Conferences have convened in venues including CERN (Geneva), Nagoya University, University of Minnesota, Princeton University, Osaka University, University of California, Santa Barbara, KITP, Seoul National University, DESY (Hamburg), and Tokyo Institute of Technology. Notable editions featured plenaries from figures affiliated with Edward Witten, Juan Maldacena, Nima Arkani‑Hamed, Joe Polchinski, Lisa Randall, Savas Dimopoulos, Howard Georgi, Hitoshi Murayama, Gerry 't Hooft, Frank Wilczek, David Gross, Philip Nelson, Erick Weinberg, and collaborative panels with representatives from ATLAS collaboration, CMS collaboration, CDF experiment, and D0 experiment.
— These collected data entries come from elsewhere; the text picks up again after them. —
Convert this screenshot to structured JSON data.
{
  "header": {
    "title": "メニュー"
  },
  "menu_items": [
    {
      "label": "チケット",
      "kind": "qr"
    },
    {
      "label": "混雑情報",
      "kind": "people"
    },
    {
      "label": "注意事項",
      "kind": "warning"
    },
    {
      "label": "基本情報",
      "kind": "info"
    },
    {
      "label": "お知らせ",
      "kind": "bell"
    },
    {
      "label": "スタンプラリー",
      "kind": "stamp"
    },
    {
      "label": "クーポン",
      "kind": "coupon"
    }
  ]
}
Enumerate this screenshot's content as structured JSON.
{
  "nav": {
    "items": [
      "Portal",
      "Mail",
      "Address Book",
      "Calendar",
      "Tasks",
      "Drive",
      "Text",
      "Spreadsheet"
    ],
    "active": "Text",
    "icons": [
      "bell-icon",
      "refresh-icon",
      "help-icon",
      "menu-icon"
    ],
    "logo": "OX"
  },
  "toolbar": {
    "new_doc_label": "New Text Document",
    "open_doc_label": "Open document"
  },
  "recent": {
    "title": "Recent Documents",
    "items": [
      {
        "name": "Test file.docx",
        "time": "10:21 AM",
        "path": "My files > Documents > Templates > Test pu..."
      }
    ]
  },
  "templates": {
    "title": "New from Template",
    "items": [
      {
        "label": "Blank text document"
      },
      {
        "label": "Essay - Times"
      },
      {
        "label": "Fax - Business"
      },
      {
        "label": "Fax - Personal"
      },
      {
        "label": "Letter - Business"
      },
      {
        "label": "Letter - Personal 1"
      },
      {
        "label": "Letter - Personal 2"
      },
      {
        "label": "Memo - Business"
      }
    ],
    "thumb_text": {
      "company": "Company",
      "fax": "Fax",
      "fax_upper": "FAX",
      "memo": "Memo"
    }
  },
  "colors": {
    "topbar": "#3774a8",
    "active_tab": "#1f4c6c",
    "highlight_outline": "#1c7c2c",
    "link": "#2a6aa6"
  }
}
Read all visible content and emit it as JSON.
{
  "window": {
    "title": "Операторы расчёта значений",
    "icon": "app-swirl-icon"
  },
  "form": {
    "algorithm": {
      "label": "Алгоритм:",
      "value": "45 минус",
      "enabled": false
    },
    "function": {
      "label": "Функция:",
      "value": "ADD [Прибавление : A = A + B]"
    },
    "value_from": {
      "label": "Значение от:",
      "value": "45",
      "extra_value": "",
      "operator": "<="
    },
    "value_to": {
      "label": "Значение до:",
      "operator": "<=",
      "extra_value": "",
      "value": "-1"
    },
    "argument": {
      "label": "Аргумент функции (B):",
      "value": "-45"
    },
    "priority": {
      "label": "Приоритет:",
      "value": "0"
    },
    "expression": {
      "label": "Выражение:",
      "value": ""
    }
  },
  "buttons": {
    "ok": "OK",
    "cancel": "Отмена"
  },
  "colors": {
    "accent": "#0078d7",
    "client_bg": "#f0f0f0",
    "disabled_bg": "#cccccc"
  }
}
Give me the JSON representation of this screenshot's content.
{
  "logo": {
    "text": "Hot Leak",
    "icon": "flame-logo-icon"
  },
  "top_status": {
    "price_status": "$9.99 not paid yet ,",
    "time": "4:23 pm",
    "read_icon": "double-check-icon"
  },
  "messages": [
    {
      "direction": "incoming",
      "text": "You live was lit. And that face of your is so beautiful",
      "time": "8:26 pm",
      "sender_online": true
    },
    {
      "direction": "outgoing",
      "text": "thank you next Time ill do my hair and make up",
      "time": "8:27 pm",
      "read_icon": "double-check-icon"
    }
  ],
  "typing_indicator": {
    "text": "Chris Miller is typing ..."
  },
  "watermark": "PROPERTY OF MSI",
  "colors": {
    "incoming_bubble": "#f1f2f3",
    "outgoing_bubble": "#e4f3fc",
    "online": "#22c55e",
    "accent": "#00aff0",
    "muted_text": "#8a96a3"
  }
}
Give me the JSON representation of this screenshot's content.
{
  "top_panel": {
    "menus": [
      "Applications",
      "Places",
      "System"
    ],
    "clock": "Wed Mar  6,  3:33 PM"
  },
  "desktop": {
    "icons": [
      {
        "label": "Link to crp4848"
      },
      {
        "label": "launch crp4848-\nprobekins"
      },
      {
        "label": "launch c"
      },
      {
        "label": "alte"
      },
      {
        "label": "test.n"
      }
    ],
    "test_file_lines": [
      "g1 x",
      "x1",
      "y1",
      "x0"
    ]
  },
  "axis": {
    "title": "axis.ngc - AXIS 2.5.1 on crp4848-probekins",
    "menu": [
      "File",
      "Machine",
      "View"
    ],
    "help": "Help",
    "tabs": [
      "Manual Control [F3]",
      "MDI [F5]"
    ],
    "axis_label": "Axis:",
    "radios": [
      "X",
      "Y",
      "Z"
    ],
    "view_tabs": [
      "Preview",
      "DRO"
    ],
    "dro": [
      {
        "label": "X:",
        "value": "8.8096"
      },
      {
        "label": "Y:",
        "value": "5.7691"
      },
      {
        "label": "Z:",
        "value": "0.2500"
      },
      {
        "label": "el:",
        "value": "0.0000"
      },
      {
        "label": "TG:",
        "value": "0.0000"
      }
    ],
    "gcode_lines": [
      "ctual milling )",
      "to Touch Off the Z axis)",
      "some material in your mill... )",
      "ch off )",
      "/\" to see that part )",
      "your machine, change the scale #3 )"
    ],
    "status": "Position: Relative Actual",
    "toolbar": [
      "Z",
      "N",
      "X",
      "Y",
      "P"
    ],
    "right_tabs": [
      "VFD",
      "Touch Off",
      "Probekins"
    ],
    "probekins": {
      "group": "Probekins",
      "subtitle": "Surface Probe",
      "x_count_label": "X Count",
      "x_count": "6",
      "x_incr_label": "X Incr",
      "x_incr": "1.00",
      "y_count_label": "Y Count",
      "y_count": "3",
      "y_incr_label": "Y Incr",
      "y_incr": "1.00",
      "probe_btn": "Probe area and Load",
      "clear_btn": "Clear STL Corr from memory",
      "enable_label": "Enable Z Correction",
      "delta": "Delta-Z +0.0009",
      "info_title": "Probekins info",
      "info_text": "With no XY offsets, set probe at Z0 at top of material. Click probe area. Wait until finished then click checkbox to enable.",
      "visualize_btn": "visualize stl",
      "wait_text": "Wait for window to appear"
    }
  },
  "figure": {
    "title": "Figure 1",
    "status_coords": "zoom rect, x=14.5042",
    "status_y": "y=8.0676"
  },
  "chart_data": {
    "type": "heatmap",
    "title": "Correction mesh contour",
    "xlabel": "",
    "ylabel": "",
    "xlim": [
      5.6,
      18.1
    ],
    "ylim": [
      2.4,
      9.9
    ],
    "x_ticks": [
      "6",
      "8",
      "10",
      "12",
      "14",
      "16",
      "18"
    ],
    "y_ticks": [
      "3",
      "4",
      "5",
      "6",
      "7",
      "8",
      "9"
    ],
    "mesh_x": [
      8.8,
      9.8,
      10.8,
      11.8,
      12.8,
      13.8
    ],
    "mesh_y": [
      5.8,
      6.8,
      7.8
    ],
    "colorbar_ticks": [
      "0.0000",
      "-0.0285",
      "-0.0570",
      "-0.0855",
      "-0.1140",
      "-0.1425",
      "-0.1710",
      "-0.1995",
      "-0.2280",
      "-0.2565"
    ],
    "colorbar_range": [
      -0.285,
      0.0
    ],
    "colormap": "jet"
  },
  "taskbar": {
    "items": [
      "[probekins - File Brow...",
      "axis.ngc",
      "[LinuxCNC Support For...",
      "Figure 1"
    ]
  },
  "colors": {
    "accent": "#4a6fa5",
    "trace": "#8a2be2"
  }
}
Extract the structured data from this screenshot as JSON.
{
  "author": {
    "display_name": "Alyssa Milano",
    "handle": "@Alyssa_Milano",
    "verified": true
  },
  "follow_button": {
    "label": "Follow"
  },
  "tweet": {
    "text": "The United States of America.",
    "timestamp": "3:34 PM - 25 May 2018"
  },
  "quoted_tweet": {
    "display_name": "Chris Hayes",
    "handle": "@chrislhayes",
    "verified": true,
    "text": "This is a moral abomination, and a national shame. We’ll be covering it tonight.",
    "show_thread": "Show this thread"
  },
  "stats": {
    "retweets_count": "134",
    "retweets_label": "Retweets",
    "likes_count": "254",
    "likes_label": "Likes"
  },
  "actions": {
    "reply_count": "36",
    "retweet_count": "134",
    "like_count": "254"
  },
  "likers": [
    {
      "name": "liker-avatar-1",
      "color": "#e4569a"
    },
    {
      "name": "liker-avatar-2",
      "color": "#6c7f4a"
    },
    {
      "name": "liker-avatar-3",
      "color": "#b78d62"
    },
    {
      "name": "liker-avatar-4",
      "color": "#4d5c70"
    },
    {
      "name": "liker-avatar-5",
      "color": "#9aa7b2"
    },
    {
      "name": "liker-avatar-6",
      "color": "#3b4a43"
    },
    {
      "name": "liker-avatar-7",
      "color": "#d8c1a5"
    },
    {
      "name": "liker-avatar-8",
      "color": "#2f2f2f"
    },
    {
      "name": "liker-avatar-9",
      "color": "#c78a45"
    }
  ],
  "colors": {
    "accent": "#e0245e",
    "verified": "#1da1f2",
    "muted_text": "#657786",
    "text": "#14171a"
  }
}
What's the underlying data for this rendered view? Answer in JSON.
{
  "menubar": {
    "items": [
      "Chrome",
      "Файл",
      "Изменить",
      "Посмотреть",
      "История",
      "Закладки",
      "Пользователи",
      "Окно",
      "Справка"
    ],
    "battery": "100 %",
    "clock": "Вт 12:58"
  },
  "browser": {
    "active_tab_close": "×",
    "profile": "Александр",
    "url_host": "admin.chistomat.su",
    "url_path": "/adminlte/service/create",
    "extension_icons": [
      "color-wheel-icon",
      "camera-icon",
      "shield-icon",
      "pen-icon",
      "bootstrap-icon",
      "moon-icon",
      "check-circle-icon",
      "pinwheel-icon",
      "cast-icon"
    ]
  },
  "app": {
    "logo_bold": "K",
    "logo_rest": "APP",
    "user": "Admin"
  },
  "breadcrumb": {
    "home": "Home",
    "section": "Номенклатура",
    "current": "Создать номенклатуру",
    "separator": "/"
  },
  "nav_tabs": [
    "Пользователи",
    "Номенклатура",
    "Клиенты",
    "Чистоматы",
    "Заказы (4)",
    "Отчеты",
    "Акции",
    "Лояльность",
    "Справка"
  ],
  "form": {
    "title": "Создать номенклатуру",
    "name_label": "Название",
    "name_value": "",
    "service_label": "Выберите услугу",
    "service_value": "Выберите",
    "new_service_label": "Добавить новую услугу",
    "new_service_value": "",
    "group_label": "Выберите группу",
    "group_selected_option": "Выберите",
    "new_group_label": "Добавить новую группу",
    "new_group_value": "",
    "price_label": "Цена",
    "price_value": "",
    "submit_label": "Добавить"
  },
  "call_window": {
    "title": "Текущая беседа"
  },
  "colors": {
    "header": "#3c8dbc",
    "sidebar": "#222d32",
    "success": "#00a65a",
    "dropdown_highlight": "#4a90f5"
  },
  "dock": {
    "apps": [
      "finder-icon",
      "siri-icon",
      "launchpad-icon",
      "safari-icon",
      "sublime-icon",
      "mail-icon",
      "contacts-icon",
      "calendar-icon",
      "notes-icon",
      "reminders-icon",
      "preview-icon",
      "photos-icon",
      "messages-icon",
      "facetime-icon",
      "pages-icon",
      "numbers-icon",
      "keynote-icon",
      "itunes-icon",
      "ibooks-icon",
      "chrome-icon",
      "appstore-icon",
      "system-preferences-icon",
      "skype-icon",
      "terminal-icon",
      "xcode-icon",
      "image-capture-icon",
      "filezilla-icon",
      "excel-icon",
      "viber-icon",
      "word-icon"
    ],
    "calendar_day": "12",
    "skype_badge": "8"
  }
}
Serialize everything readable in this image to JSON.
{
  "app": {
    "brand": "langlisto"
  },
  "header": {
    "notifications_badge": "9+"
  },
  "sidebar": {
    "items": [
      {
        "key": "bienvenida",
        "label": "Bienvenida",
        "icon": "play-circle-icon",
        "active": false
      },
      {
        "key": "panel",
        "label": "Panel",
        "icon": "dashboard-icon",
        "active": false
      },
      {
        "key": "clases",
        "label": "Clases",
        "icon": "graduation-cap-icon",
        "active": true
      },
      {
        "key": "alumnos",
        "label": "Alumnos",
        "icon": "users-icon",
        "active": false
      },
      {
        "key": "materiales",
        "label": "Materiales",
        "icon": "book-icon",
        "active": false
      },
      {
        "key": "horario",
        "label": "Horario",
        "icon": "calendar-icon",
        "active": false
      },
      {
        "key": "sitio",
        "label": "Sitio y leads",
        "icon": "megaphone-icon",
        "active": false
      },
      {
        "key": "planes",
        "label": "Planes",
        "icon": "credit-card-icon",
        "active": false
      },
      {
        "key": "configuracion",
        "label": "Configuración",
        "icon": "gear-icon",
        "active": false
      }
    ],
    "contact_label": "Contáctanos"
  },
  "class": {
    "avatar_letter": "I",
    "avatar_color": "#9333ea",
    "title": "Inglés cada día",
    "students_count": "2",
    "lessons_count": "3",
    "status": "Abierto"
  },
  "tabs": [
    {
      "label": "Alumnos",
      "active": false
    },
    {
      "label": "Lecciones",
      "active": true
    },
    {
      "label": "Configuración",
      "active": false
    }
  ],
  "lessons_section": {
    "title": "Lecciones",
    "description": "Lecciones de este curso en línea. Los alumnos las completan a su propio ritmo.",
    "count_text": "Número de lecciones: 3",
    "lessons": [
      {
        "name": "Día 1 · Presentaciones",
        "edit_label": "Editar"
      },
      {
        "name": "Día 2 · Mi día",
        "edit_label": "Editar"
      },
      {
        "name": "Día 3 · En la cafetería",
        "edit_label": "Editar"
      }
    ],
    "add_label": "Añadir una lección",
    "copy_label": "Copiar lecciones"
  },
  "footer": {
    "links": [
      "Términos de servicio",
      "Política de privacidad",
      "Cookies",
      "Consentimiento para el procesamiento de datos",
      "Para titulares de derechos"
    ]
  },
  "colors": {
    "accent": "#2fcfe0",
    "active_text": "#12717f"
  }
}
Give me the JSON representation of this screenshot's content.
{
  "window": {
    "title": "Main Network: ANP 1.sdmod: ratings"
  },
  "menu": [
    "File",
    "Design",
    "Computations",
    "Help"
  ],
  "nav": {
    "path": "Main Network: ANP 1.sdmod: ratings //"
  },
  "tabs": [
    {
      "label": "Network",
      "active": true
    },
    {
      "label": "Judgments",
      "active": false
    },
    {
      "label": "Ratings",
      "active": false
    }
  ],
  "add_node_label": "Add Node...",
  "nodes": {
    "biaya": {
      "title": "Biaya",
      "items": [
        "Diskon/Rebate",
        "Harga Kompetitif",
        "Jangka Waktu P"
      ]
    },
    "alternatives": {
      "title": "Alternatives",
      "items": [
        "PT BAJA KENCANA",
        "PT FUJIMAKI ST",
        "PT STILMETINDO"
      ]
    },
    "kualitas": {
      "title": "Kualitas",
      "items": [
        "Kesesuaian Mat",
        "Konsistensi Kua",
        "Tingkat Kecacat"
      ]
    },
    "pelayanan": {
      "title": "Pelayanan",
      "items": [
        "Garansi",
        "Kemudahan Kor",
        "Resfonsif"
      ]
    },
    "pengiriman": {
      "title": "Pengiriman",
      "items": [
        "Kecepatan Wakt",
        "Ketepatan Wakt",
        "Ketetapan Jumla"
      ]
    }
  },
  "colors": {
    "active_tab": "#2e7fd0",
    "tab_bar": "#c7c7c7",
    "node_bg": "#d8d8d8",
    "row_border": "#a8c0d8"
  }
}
The workshop has fostered proposals linking Supersymmetry to phenomenology, influenced searches at Large Hadron Collider and Tevatron, and helped refine targets for experiments like XENON-nT, LUX-ZEPLIN, and Super-Kamiokande. Presentations contributed to development of concepts in Gauge mediation, Gravity mediation, Split supersymmetry, and interfaces between String theory compactifications from groups at IAS, Perimeter Institute, Oxford University, and Cambridge University. Discussions shaped strategies used by collaborations such as ATLAS collaboration and CMS collaboration for Higgs boson coupling measurements and Supersymmetry searches, and spurred cross-talk with neutrino programs at T2K, NOvA, and DUNE.
Regular participants include researchers from CERN, Fermilab, SLAC National Accelerator Laboratory, Brookhaven National Laboratory, Lawrence Berkeley National Laboratory, Los Alamos National Laboratory, University of California, Berkeley, Harvard University, Princeton University, Stanford University, Columbia University, Yale University, University of Chicago, McGill University, University of Toronto, University of Tokyo, Kyoto University, Seoul National University, University of Melbourne, and international centers such as KEK, DESY, INFN, CEA Saclay, and Max Planck Institute for Physics. The community spans theorists associated with String theory groups, phenomenologists linked to ATLAS experiment and CMS experiment, and experimentalists from Belle II, LHCb, and dark matter collaborations.
Keynote lecturers have frequently been recipients of major distinctions including the Nobel Prize in Physics, Dirac Medal, Wolf Prize in Physics, Crafoord Prize, Sakurai Prize, Heineman Prize, and Breakthrough Prize in Fundamental Physics. The workshop itself has been acknowledged in program reports from CERN, DOE Office of Science, JSPS, and academic departments at University of California and University of Cambridge for shaping research priorities and training early-career scientists.